Well done to François Hollande for his victory in yesterday’s French presidential elections. I guess that now is when the difficult work starts. There was a 20% abstention rate and, since Hollande beat Nicolas Sarkozy by 4%, it cannot be argued that he has an overwhelming mandate from the French people. He will also be faced by a challenge of managing the expectations of the various supporters that the Socialist Party has relied on over the last few days and weeks and how he can accommodate them into his new government. There is also the slight matter of the parliamentary elections in June. Of course, I’m sure that he will consider that it is better to be in this position than not have the presidency at all.
Having said that, I am pleased to see that France has elected a socialist president and hopefully one who will be willing to tackle the economic crisis affecting France and Europe with something more positive and creative than the fantastically brutal and unfair “austerity” measures forced on the people elsewhere. It will be interesting to see how this done, certainly as Hollande’s Corrèze constituency has a reputation for being mismanaged financially.
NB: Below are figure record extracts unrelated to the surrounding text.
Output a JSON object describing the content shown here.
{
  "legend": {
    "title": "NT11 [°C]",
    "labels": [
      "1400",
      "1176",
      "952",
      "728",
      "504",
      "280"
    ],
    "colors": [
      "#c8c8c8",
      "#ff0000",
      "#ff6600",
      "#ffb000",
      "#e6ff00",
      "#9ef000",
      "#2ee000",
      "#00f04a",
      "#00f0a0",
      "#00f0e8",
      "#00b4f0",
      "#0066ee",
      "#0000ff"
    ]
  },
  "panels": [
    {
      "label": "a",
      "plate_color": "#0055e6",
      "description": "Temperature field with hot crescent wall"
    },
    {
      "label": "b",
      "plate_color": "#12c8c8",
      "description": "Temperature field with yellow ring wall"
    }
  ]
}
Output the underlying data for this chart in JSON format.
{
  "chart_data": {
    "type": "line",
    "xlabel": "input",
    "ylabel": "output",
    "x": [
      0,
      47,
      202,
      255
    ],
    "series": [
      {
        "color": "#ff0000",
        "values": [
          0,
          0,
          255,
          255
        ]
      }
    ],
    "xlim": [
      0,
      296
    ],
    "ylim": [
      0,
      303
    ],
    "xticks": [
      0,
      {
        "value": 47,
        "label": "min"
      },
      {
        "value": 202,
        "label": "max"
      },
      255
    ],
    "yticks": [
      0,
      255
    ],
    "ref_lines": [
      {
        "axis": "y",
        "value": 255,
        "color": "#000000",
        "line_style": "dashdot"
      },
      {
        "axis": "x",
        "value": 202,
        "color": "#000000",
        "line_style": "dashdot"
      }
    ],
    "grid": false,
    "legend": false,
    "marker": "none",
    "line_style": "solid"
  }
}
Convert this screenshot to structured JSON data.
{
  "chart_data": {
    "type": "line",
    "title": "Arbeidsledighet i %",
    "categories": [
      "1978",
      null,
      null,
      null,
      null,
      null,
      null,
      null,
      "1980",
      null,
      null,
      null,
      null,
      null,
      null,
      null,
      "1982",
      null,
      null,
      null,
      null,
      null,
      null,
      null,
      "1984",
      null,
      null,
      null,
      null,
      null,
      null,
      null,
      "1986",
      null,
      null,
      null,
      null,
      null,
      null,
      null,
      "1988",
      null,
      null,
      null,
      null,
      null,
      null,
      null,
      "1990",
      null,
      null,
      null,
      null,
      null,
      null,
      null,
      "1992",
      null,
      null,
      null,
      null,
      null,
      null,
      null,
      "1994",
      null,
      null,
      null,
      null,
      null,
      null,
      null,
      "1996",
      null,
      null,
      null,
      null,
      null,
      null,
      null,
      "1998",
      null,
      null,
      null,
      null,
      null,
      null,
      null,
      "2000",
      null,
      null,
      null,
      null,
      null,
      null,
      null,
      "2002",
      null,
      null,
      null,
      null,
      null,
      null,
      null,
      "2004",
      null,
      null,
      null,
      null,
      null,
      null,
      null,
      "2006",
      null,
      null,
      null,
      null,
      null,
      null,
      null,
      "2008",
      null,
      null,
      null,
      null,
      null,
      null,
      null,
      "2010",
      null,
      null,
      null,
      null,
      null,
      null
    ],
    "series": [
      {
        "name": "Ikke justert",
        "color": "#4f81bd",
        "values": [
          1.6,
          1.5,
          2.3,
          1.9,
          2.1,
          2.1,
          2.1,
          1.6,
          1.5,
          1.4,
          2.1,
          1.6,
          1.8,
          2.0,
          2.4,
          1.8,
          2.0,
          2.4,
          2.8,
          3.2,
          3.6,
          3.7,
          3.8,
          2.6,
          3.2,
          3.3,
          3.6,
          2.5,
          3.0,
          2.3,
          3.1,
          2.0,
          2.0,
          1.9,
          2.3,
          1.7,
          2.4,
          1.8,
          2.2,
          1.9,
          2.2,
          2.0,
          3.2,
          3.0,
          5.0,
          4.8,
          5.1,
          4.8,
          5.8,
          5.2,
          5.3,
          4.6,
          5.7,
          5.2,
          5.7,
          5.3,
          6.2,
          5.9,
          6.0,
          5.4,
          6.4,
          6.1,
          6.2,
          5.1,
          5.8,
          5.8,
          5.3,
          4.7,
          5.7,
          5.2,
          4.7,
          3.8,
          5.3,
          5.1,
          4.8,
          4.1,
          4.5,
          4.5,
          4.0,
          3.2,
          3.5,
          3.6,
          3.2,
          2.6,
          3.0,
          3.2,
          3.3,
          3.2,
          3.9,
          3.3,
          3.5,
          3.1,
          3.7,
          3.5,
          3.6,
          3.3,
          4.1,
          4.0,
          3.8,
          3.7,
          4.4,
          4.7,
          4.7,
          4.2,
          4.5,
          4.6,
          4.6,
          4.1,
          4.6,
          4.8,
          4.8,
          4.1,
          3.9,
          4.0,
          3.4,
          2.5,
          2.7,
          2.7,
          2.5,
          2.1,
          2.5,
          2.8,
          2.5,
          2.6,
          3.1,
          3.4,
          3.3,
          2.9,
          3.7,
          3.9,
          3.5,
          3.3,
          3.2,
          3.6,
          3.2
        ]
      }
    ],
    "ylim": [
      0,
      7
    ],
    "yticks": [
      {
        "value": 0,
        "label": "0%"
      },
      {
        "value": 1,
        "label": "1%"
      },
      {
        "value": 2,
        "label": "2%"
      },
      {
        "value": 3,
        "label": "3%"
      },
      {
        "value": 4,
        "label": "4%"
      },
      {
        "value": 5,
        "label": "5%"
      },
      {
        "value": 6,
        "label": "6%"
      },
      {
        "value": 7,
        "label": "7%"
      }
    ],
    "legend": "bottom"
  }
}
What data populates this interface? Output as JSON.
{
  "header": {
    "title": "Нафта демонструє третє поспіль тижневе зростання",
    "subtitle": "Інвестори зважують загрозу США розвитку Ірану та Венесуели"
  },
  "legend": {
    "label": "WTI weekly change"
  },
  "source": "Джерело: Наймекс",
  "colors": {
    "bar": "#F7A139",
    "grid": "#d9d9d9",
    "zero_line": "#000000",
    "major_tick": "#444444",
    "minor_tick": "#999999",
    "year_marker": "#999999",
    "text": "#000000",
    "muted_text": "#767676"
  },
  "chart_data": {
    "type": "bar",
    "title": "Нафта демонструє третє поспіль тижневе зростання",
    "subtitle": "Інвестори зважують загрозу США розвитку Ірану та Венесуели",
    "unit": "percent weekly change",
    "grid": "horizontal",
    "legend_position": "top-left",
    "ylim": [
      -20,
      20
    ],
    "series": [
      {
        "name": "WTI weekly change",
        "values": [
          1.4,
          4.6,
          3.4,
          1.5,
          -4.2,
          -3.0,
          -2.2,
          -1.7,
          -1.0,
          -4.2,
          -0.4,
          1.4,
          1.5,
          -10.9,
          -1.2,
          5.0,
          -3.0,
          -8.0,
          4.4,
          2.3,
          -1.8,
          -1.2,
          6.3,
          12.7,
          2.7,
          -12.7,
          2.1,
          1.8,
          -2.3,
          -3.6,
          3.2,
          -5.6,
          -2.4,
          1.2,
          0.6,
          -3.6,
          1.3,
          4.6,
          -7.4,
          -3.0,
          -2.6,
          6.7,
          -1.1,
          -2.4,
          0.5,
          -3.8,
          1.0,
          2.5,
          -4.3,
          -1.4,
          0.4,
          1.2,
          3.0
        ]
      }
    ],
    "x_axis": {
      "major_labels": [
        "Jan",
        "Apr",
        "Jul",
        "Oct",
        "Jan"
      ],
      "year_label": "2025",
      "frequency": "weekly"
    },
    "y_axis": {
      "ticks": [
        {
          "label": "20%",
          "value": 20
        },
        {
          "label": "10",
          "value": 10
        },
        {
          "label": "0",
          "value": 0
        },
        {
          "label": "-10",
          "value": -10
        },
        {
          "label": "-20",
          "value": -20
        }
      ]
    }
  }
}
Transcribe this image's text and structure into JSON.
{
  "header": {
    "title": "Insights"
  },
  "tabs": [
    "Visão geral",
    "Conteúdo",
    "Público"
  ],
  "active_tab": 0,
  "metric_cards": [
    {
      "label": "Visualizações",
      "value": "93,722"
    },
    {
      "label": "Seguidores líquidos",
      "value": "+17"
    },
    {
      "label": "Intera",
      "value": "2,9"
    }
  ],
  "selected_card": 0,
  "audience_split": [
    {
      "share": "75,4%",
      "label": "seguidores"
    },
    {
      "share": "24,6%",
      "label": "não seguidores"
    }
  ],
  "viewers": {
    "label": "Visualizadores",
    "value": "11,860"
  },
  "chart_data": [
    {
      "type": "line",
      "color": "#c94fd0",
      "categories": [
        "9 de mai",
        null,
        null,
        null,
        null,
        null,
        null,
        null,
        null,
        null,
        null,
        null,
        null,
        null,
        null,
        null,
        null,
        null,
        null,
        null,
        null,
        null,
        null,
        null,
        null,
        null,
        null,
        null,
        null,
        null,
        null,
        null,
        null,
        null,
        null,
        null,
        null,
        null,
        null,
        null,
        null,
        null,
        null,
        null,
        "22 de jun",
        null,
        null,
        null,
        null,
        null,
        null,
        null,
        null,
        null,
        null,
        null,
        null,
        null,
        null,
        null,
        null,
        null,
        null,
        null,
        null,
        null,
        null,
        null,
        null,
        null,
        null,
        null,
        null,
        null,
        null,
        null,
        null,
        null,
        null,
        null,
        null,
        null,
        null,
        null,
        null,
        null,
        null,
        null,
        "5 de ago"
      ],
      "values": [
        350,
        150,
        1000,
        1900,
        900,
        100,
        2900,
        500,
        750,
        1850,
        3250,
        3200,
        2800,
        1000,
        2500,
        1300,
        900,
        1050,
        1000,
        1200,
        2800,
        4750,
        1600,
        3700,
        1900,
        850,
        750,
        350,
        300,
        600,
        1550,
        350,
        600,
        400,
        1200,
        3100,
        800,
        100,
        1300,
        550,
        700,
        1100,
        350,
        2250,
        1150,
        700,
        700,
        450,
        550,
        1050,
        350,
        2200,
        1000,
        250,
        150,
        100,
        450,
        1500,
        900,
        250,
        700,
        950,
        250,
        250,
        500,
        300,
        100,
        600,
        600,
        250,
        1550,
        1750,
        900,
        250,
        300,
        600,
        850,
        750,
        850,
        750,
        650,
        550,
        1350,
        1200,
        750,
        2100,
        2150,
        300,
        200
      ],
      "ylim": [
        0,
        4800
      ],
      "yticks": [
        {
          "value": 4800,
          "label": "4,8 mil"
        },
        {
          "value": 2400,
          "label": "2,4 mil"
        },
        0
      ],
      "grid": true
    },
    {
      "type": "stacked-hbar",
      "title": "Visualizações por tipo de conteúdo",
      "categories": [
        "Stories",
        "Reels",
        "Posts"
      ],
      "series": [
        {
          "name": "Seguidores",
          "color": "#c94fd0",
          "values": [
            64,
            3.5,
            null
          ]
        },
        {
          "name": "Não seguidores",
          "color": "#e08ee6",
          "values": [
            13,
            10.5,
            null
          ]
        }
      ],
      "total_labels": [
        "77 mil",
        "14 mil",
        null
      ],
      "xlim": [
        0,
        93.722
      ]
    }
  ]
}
It is disappointingly predictable to see the reaction of the major financial markets to Hollande’s election as well as to the Greek election results. Whilst I realise that we, rightly or wrongly, live in a world measured and judged entirely in monetary terms, I am unhappy with the weight given to short-term movements in the world’s economic markets and judgements from credit agencies as indicators of proper political decision making rather than the impacts on the wider public.
One impressive part of yesterday’s celebrations was the enthusiasm and genuine excitement from the French public, or at least half of them. It is hard to imagine the same clamour and joy being expressed in the UK, as people to come together to cheer on their candidate. I would normally expect to greet such news with a mumble or a moan over a few pints rather than to get out into the streets to dance or to beep my car horn*. Such levels of political engagement can only be applauded.
* Being British, I am generally caught out when I have to beep my horn, since I can never quickly remember where it is.